On a call with investors in late March, Barton announced the company would take four specific actions to cut 25 percent of the company’s quarterly expense run rate: pause hiring, cut most of its marketing spend, halt home acquisitions through Zillow Offers and reduce discretionary spending.

Zillow Homes — the segment of the business under which Zillow Offers, the company’s homebuying and selling platform, exists — generated $770 million revenue, the most since the platform was launched. That segment of the business operated at net loss of $98 million before income taxes.

Zillow sold 2,394 homes and purchased 1,479 homes through Zillow Offers in the first quarter. It ended the quarter with 1,791 homes in inventory, down from 2,707 at the end of the fourth quarter. Slashing inventory was an intentional strategic decision, the company said.

The company lost, on average, $4,478 per home it sold in the first quarter of 2020.

“The inventory decline was primarily due to our sales velocity outperformance as our pause of Zillow Offers’ home acquisitions, that began on March 23, 2020, had minimal impact on ending inventory late in the quarter,” Barton said.

Zillow’s IMT revenue was up 11 percent to $331 million, fueled by improved Premier Agent performance, Barton said, in an accompanying letter to shareholders. Some of the revenue gains from the switch to flex pricing is delayed, due to the shift in model, where agents pay Zillow after closing.

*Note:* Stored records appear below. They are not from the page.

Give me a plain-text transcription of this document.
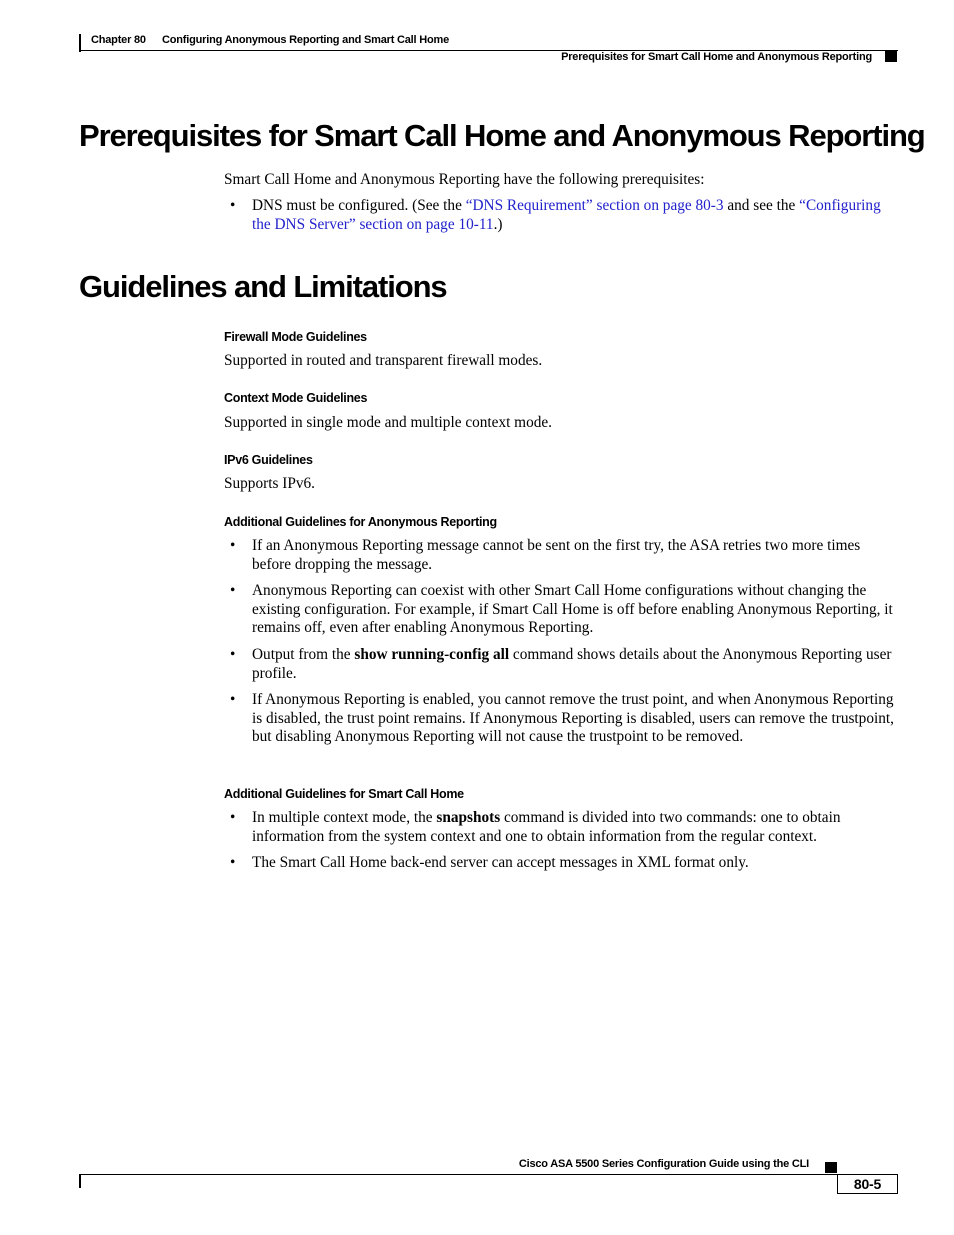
Chapter 80 Configuring Anonymous Reporting and Smart Call Home
Prerequisites for Smart Call Home and Anonymous Reporting
Prerequisites for Smart Call Home and Anonymous Reporting
Smart Call Home and Anonymous Reporting have the following prerequisites:
• DNS must be configured. (See the “DNS Requirement” section on page 80-3 and see the “Configuring the DNS Server” section on page 10-11.)
Guidelines and Limitations
Firewall Mode Guidelines
Supported in routed and transparent firewall modes.
Context Mode Guidelines
Supported in single mode and multiple context mode.
IPv6 Guidelines
Supports IPv6.
Additional Guidelines for Anonymous Reporting
• If an Anonymous Reporting message cannot be sent on the first try, the ASA retries two more times before dropping the message.
• Anonymous Reporting can coexist with other Smart Call Home configurations without changing the existing configuration. For example, if Smart Call Home is off before enabling Anonymous Reporting, it remains off, even after enabling Anonymous Reporting.
• Output from the show running-config all command shows details about the Anonymous Reporting user profile.
• If Anonymous Reporting is enabled, you cannot remove the trust point, and when Anonymous Reporting is disabled, the trust point remains. If Anonymous Reporting is disabled, users can remove the trustpoint, but disabling Anonymous Reporting will not cause the trustpoint to be removed.
Additional Guidelines for Smart Call Home
• In multiple context mode, the snapshots command is divided into two commands: one to obtain information from the system context and one to obtain information from the regular context.
• The Smart Call Home back-end server can accept messages in XML format only.
Cisco ASA 5500 Series Configuration Guide using the CLI
80-5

“The accelerated revenue growth was due to a combination of a substantial increase in connections, increased customer and agent satisfaction, continued focus on working with higher-performing agents, and tailwinds from a favorable housing market during January and February,” Barton said.

The company’s stock has fluctuated significantly like many other publicly-traded companies since the start of the pandemic and introduction of state-by-state lockdown orders. In late February, it reached as high as $65 per share, before falling as low as $23.51 per share in March.

It closed the trading day Thursday at $48.19 per share.

Barton, in a statement, was bullish about the company’s future in a world of social distancing, due to its investment in virtual tools services.

“There is light on the horizon, and we’re well-positioned to move faster to the future, offering our customers and partners innovative products and services, such as our proprietary 3D Home Tours, to enable seamless and safe transactions in a more virtual world,” Barton said. “The virtual tools home shoppers need for safety today will become their expectations for convenience tomorrow.”